The Department of Justice will appeal a Federal court ruling stating president Donald Trump cannot block people on Twitter.
You read that right: A couple weeks back federal Judge Naomi Reice Buchwald, of the U.S. District Court for the Southern District of New York, ruled in favor of seven plaintiffs seeking to have their Twitter accounts unblocked by the president.
The president apparently complied with the court’s request, as several of the plaintiffs have already tweeted they’d been unblocked:
We whined. We complained. We sued. We won our First Amendment lawsuit in federal court. And now @realDonaldTrump has unblocked me. Wow! pic.twitter.com/eseRSJG5ah
— Philip N Cohen (@familyunequal) June 5, 2018
.@realDonaldTrump 368 days and a win in court and now I AM BACK!!!
— Brandon Neely (@BrandonTXNeely) June 5, 2018
In the court’s ruling it was affirmed that the president’s Twitter account is a public forum and therefore the general public deserves access. Judge Buchwald said Trump was free to use Twitter’s mute function, which would keep him from seeing tweets from individuals he didn’t want to, but by blocking people he was denying them access to his tweets.
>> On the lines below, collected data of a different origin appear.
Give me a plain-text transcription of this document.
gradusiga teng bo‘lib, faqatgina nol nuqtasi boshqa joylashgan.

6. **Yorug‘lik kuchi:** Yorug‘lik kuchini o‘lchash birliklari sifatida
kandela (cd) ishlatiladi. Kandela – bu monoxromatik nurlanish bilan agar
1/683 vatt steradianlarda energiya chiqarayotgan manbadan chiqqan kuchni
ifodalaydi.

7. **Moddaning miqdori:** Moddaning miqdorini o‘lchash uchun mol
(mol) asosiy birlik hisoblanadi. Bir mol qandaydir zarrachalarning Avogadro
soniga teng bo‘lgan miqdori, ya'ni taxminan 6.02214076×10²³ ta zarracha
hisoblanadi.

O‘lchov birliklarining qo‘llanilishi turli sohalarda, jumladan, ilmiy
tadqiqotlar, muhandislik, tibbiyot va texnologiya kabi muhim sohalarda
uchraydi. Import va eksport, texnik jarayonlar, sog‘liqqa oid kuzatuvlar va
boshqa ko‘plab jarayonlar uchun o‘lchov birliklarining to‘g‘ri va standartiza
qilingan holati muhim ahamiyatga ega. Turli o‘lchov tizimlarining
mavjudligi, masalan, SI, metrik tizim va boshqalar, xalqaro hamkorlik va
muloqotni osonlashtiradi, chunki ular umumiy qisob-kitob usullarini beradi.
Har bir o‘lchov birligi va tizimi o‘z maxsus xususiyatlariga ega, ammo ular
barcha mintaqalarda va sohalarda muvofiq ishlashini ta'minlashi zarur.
Philip Cohen, one of the plaintiffs in the case, argues that it wasn’t access to Trump’s tweets he was seeking, but access to discuss them with fellow citizens in the comments section of those tweets.
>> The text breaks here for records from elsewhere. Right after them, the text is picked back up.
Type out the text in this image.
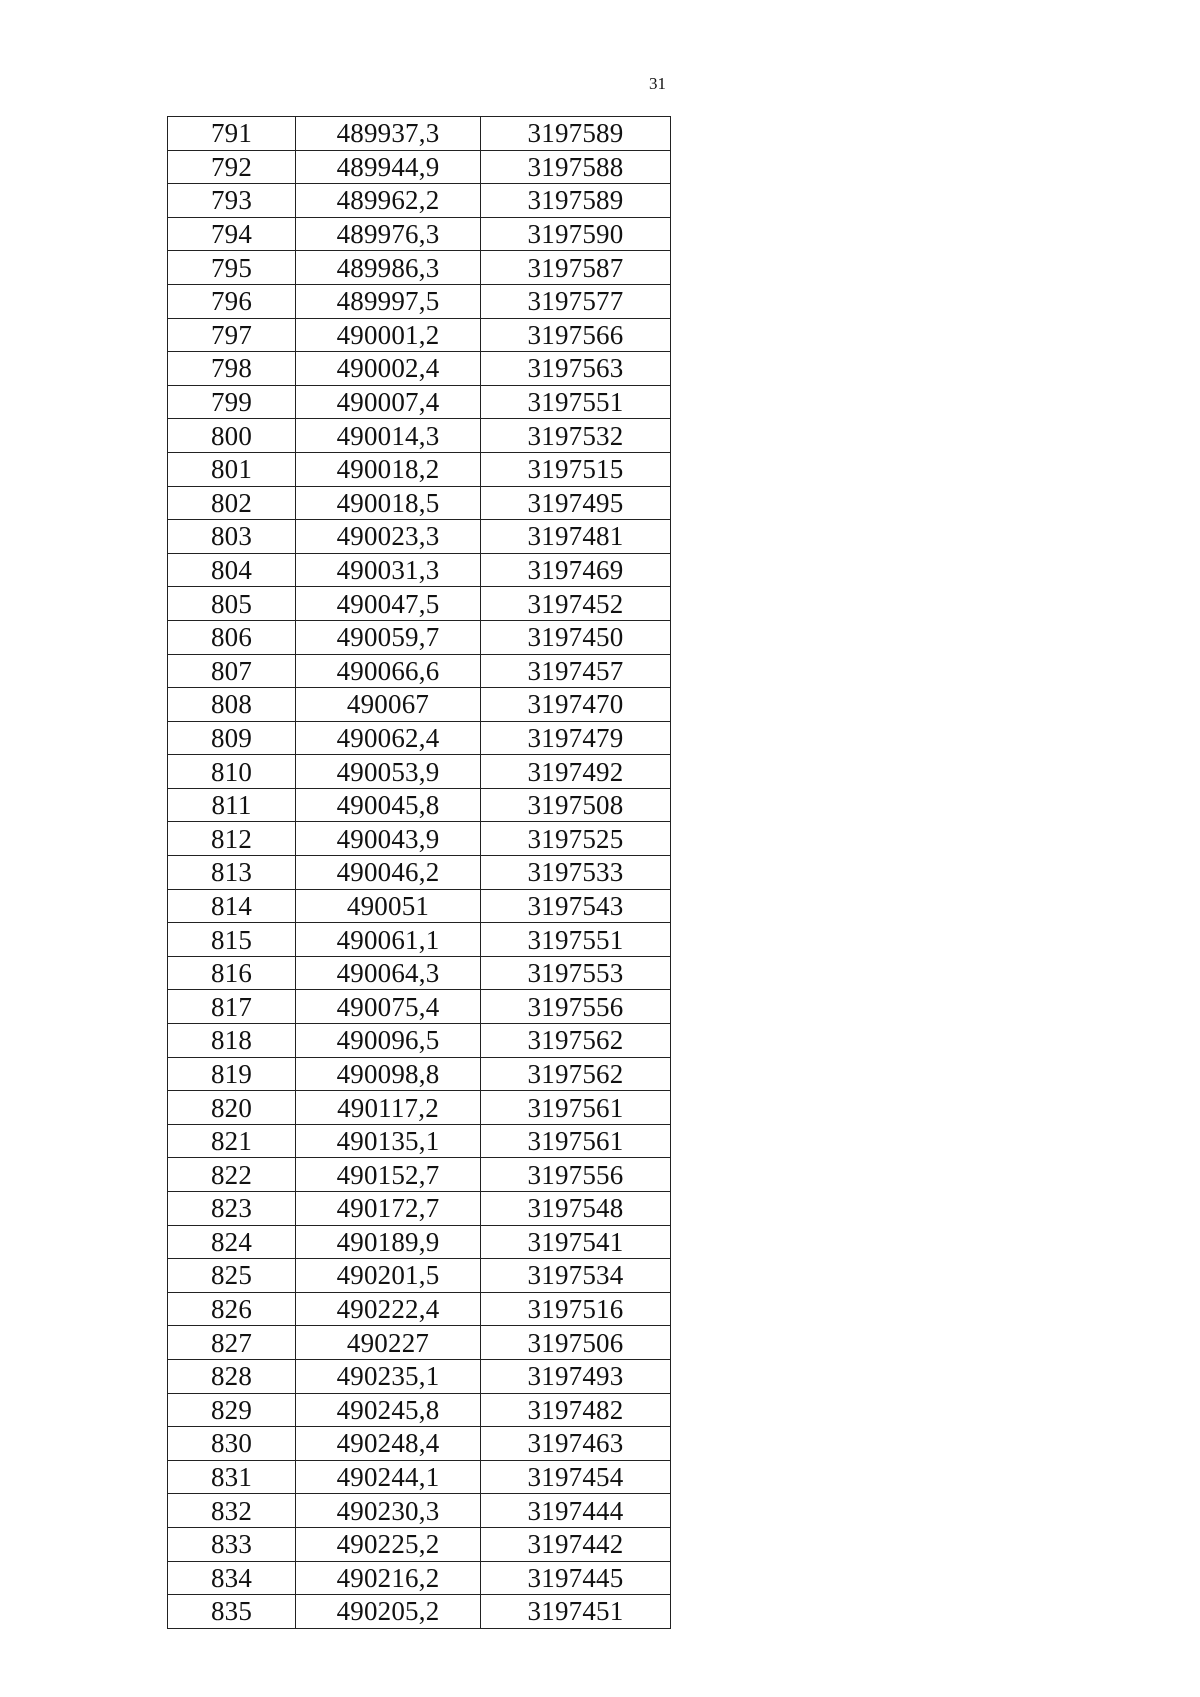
31
791	489937,3	3197589
792	489944,9	3197588
793	489962,2	3197589
794	489976,3	3197590
795	489986,3	3197587
796	489997,5	3197577
797	490001,2	3197566
798	490002,4	3197563
799	490007,4	3197551
800	490014,3	3197532
801	490018,2	3197515
802	490018,5	3197495
803	490023,3	3197481
804	490031,3	3197469
805	490047,5	3197452
806	490059,7	3197450
807	490066,6	3197457
808	490067	3197470
809	490062,4	3197479
810	490053,9	3197492
811	490045,8	3197508
812	490043,9	3197525
813	490046,2	3197533
814	490051	3197543
815	490061,1	3197551
816	490064,3	3197553
817	490075,4	3197556
818	490096,5	3197562
819	490098,8	3197562
820	490117,2	3197561
821	490135,1	3197561
822	490152,7	3197556
823	490172,7	3197548
824	490189,9	3197541
825	490201,5	3197534
826	490222,4	3197516
827	490227	3197506
828	490235,1	3197493
829	490245,8	3197482
830	490248,4	3197463
831	490244,1	3197454
832	490230,3	3197444
833	490225,2	3197442
834	490216,2	3197445
835	490205,2	3197451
This is where millions of people interact. We're not trying to speak to the president, but to engage with our fellow citizens.
— Philip N Cohen (@familyunequal) June 5, 2018
By blocking people, it could be argued, Trump is choosing to insulate his followers from narratives he doesn’t like — something which seems counterproductive to a democratic society.
I thought it was a free country: It mostly is, but the president often announces important information on Twitter. He also reminds the nation, often, that he believes the media pushes a “fake news” narrative and the only way for Americans to get the “real news” is by following him on Twitter.
What’s next: More taxpayer dollars will be spent as the Department of Justice rallies its lawyers in defense of the president of the United States of America’s right to deny citizens access to his most used public forum.